После нашего с Веславом прощания я колебалась неделю — потом пришла к Игнатскому. Тот молча покрутил бутылочку так и этак, выслушал мои сбивчивые восклицания, протянул обратно и заговорил с обычной для него меланхолией:
— Знать не должен. Никто. Понятно, почему?
Мой кивок он оставил без внимания и потом долго и нудно объяснял, почему. Потом вздохнул и заметил:
— Я так понял, ты уже решила, как будешь его использовать?
Подтекст я поняла хорошо. Такую ценность так хотелось приберечь на крайний случай, оставить на потом, до какого-то раза — и тут же я поняла, что ответ у меня есть:
— Знаю. Один мой знакомый архивариус сказал бы: «Торопитесь дарить жизнь». Эликсиром могу пользоваться только я, а меня, может, меня затопчет стадо разозленных соседей завтра, — речевой оборот был актуальным, если учесть, что тогда все мои соседи с чего-то на меня взъелись. — Животвор просто пропадет. Так что я потороплюсь.
И тогда Игнатский сказал то, за что я буду уважать его до конца жизни. Несмотря на сегодняшний разговор.
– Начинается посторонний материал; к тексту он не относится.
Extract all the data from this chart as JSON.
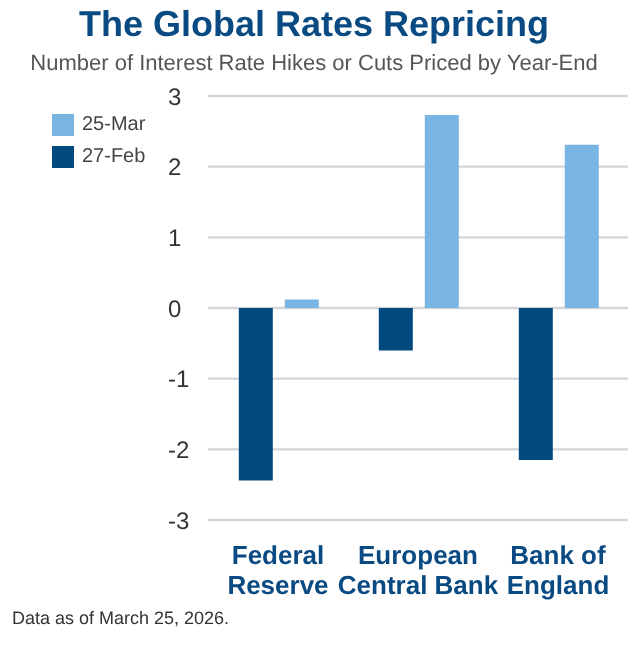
{
  "chart_data": {
    "type": "bar",
    "title": "The Global Rates Repricing",
    "subtitle": "Number of Interest Rate Hikes or Cuts Priced by Year-End",
    "categories": [
      "Federal Reserve",
      "European Central Bank",
      "Bank of England"
    ],
    "series": [
      {
        "name": "27-Feb",
        "color": "#004a80",
        "values": [
          -2.44,
          -0.6,
          -2.15
        ]
      },
      {
        "name": "25-Mar",
        "color": "#79b5e2",
        "values": [
          0.12,
          2.73,
          2.31
        ]
      }
    ],
    "ylim": [
      -3,
      3
    ],
    "yticks": [
      -3,
      -2,
      -1,
      0,
      1,
      2,
      3
    ],
    "grid": "y",
    "legend": "top left",
    "annotations": [
      "Data as of March 25, 2026."
    ]
  }
}
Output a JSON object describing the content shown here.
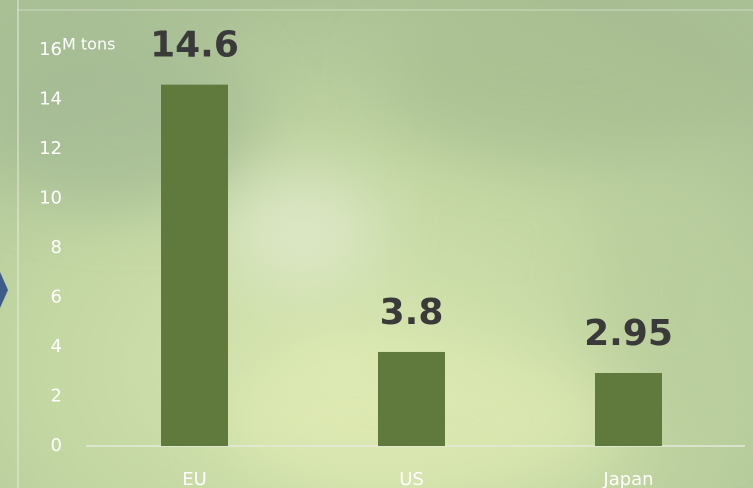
{
  "chart_data": {
    "type": "bar",
    "unit_label": "M tons",
    "categories": [
      "EU",
      "US",
      "Japan"
    ],
    "values": [
      14.6,
      3.8,
      2.95
    ],
    "color": "#5f7a3c",
    "ylim": [
      0,
      16
    ],
    "yticks": [
      0,
      2,
      4,
      6,
      8,
      10,
      12,
      14,
      16
    ],
    "grid": false
  }
}
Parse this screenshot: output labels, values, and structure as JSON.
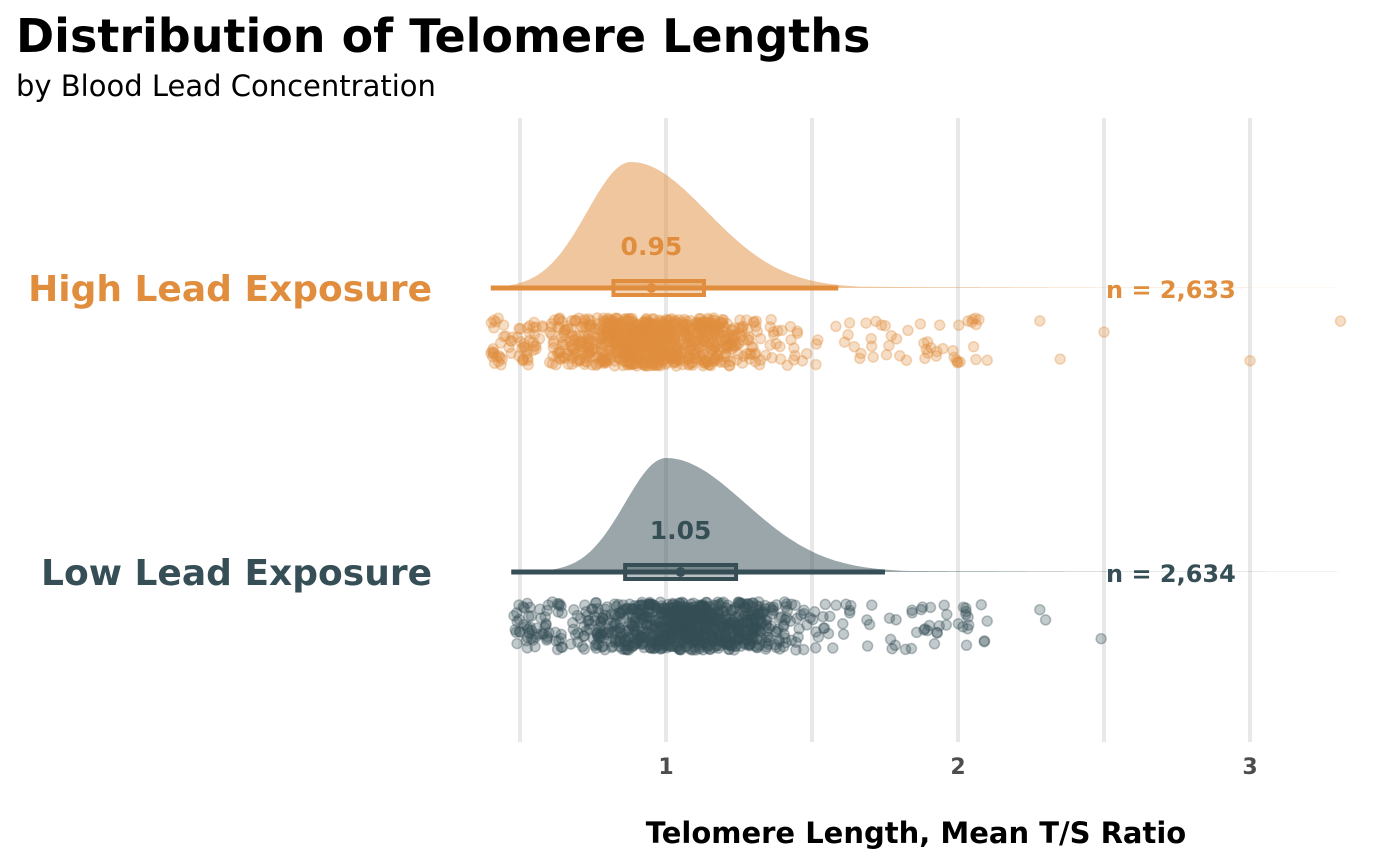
{
  "chart_data": {
    "type": "raincloud",
    "title": "Distribution of Telomere Lengths",
    "subtitle": "by Blood Lead Concentration",
    "xlabel": "Telomere Length, Mean T/S Ratio",
    "xlim": [
      0.5,
      3.3
    ],
    "xticks": [
      1,
      2,
      3
    ],
    "xtick_labels": [
      "1",
      "2",
      "3"
    ],
    "minor_gridlines": [
      0.5,
      1.5,
      2.5
    ],
    "grid": "vertical-only",
    "groups": [
      {
        "label": "High Lead Exposure",
        "color": "#E08E3E",
        "median": 0.95,
        "median_label": "0.95",
        "n_label": "n = 2,633",
        "box": {
          "q1": 0.82,
          "median": 0.95,
          "q3": 1.13
        },
        "whiskers": [
          0.4,
          1.59
        ],
        "density": {
          "mode": 0.88,
          "sd_left": 0.15,
          "sd_right": 0.26
        },
        "extreme_points": [
          2.5,
          3.0,
          3.31,
          2.35,
          2.28,
          2.1,
          2.0
        ]
      },
      {
        "label": "Low Lead Exposure",
        "color": "#364E55",
        "median": 1.05,
        "median_label": "1.05",
        "n_label": "n = 2,634",
        "box": {
          "q1": 0.86,
          "median": 1.05,
          "q3": 1.24
        },
        "whiskers": [
          0.47,
          1.75
        ],
        "density": {
          "mode": 1.0,
          "sd_left": 0.14,
          "sd_right": 0.27
        },
        "extreme_points": [
          2.49,
          2.3,
          2.28,
          2.1,
          2.09,
          1.96
        ]
      }
    ]
  }
}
— Дело твое. Только мне тебя жаль. Надо будет — приходи.
Мне и пришлось прийти, но не к нему, а к единственному в Питере священнику, который был в курсе дел Канцелярии. Просто потому, что он был стихийником, отрекшимся от медиума, водного, как у меня. И к тому времени, как я к нему пришла, мне уже тоже было себя немножко жаль.
— Я знала одного человека, который мог давать жизнь цветам — и он считал, что получил то, что требует слишком большой ответственности. Хотя у него правда был дар. Не как у нас — медиумы, стихии… Дар. А у меня…
Отец Игнатий поглядел на пузырек в моей руке мельком — он отвечал на посты на интернет-форуме — и вернулся к ноутбуку.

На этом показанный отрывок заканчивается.